Kadang-kadang sebagian perbuatan ini dikaitkan satu dengan lainnya; seperti “Satu dirham barang riba yang dimakan oleh seseorang, dan dia mengetahui bahwa itu adalah riba, maka dosa itu lebih berat di sisi Allah Swt daripada tiga puluh enam kali zina” (Hr. Ahmad)
Kita juga diperingatkan untuk tidak melakukan perbuatan yang dikategorikan sebagai perbuatan yang lebih buruk daripada perbuatan lainnya. Seperti hadits,
“Sesuatu yang paling jelek yang ada di dalam diri seseorang ialah sifat kikir yang amat berat, dan sifat pengecut” (Hr. Bukhari)

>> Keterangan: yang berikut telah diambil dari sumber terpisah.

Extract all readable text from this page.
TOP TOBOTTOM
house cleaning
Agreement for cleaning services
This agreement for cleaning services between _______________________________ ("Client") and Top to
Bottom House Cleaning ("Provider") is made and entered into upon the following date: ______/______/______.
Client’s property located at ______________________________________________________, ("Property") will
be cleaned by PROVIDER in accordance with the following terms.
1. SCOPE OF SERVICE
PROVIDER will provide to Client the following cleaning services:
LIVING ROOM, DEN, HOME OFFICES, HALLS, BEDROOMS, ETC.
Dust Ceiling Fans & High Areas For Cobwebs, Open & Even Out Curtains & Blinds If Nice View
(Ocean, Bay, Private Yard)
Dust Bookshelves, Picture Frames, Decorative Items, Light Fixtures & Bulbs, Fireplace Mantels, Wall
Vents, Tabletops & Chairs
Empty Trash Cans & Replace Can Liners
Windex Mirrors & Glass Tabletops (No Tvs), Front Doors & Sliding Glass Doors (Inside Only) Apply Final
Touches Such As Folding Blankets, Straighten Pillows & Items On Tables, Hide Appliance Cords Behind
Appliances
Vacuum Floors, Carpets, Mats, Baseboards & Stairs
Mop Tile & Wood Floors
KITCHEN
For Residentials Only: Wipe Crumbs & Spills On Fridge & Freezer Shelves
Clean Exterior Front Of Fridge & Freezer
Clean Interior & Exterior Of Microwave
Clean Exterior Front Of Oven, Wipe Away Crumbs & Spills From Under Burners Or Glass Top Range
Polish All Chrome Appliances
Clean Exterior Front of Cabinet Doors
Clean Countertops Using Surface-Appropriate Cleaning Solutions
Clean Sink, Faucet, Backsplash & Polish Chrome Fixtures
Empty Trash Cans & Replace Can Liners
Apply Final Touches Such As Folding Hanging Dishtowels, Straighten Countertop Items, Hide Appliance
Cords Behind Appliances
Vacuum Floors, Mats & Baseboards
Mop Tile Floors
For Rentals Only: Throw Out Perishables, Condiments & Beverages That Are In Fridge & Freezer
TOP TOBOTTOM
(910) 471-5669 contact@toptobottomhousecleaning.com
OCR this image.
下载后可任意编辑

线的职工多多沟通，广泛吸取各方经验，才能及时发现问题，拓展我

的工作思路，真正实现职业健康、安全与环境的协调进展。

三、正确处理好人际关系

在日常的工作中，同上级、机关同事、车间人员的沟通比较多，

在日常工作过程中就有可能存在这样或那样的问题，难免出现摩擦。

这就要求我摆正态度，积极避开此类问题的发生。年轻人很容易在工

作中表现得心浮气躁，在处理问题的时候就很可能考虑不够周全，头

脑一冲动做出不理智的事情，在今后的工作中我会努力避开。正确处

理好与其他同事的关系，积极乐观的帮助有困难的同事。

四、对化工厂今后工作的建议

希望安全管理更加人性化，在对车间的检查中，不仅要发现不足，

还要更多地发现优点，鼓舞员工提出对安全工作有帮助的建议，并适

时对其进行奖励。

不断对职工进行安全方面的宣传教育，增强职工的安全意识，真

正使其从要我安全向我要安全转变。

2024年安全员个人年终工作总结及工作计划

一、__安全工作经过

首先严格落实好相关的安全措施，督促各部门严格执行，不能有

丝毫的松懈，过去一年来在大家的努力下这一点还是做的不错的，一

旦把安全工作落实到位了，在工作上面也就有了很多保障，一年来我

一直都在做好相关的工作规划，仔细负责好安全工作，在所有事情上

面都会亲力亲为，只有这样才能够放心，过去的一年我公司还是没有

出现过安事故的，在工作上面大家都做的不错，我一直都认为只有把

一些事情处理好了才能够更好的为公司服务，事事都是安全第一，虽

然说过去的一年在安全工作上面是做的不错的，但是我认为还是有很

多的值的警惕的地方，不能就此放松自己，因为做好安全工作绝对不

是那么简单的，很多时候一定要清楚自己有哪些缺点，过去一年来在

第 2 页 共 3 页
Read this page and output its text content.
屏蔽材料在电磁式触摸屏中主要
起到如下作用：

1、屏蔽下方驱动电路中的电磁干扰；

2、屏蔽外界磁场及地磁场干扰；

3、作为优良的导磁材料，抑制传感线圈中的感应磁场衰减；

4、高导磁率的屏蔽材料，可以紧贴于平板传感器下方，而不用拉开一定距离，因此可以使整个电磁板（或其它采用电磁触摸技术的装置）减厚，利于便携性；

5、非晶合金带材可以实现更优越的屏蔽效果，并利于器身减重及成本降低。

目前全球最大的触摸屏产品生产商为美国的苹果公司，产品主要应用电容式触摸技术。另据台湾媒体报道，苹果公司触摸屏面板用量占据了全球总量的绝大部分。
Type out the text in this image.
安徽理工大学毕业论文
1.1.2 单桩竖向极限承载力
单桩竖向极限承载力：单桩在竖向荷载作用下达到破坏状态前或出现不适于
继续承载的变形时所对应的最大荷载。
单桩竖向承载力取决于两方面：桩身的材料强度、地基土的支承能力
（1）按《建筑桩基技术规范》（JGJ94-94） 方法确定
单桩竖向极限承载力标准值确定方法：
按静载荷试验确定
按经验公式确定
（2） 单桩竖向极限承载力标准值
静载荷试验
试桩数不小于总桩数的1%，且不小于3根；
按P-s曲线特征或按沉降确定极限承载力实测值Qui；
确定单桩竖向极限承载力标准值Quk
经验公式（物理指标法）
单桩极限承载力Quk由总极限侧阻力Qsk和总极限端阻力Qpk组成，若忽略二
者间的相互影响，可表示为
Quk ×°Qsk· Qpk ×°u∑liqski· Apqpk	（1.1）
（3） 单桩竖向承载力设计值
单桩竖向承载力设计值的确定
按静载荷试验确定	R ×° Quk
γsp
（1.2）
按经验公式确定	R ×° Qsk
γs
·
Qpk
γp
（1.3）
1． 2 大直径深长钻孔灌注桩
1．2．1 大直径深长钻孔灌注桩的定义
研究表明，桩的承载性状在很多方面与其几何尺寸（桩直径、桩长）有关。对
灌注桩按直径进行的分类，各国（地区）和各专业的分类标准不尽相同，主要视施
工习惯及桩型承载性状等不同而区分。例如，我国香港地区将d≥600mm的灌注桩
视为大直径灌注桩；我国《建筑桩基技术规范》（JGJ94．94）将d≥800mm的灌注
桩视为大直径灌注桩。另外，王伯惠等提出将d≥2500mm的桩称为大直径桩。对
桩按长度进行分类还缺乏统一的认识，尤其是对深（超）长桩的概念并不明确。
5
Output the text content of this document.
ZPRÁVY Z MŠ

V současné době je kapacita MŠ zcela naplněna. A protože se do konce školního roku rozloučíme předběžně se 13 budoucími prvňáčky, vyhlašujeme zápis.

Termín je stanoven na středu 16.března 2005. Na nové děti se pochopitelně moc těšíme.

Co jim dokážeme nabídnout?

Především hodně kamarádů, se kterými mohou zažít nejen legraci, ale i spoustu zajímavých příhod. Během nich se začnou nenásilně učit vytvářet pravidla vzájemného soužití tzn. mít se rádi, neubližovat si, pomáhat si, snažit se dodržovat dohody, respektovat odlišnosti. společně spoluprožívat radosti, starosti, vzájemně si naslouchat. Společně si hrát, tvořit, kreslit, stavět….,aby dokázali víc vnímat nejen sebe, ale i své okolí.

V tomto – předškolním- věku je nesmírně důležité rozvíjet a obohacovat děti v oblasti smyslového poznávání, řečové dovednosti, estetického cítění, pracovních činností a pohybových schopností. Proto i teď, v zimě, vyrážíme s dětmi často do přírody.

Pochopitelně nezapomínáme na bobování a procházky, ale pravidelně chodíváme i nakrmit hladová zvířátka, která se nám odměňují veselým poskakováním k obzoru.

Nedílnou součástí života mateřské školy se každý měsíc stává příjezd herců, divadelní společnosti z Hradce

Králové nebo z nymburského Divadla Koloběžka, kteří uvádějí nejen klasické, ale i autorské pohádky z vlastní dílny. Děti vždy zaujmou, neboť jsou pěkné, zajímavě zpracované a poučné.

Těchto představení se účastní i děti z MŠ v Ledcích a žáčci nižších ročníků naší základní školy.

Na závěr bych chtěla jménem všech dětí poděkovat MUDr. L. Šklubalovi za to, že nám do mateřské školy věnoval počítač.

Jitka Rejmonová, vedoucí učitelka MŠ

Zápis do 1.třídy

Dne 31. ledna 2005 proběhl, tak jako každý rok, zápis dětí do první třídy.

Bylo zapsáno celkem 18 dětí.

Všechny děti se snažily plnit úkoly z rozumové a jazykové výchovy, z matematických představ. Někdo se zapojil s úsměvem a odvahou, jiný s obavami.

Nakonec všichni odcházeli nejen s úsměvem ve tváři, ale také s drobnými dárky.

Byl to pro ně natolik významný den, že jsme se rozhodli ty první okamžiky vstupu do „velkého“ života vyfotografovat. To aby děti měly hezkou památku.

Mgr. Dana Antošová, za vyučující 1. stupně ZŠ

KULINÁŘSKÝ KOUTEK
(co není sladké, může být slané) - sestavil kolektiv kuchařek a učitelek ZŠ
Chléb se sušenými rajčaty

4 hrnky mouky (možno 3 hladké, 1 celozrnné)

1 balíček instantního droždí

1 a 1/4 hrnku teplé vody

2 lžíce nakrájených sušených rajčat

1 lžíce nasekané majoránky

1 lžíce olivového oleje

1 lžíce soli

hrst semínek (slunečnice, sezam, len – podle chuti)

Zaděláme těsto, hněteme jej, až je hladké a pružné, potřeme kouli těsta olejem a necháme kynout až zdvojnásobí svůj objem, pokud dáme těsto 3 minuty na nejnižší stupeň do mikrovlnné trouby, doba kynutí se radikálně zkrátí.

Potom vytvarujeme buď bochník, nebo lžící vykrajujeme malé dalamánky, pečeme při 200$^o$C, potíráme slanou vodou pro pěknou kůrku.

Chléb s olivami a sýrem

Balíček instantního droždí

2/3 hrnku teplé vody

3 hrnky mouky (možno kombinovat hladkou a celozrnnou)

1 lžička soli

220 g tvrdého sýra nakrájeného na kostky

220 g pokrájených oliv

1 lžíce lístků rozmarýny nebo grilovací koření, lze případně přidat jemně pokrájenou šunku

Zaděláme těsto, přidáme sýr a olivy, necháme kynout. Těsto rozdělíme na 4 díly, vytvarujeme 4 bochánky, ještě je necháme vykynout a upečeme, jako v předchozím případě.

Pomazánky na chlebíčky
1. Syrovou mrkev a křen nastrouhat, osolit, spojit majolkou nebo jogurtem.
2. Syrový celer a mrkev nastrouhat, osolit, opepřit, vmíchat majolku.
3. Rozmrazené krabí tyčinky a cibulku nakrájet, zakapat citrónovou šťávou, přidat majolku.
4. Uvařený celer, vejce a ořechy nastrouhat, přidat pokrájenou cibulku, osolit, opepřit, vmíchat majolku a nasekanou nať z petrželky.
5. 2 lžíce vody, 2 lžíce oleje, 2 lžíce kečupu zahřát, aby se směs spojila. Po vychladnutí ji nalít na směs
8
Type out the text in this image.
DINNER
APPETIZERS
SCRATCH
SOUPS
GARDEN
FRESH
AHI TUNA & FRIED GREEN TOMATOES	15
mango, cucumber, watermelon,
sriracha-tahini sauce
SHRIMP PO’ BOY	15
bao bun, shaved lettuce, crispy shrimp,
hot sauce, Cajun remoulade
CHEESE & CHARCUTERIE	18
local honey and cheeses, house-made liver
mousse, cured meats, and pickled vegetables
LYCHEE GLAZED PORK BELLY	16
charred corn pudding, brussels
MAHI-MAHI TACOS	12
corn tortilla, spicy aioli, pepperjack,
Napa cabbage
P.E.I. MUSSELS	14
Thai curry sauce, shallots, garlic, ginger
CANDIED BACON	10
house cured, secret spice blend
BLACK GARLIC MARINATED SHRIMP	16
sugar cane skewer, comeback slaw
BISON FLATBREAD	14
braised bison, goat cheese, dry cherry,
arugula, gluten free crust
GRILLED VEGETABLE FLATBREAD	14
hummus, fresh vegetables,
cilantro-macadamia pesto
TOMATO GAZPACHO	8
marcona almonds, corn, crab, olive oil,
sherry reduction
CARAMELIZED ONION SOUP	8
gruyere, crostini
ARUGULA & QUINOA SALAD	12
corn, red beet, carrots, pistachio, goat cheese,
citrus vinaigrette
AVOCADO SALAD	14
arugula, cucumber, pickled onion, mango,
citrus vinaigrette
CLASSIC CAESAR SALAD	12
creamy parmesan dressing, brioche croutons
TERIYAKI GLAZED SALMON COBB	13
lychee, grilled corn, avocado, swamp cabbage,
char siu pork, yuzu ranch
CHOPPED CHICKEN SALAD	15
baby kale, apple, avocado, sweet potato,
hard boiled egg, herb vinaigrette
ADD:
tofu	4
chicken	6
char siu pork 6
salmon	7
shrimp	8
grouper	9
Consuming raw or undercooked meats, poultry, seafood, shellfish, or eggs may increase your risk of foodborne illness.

“Sejelek-jelek orang ialah orang yang meminta dengan sumpah atas nama Allah, kemudian dia tidak diberi” (Hr. Ahmad)
“Sejelek-jelek umatku ialah mereka yang paling banyak omongnya, bermulut besar, dan berlagak pandai; dan sebaik-baik umatku ialah mereka yang paling baik akhlaknya.” (Hr. Bukhari)
“Manusia yang dianggap sebagai pencuri paling ulung ialah orang yang mencuri salatnya, tidak menyempurnakan ruku dan sujudnya; sedangkan manusia yang paling kikir ialah orang yang paling enggan untuk mengucapkan salam.” (Hr. Thabrani)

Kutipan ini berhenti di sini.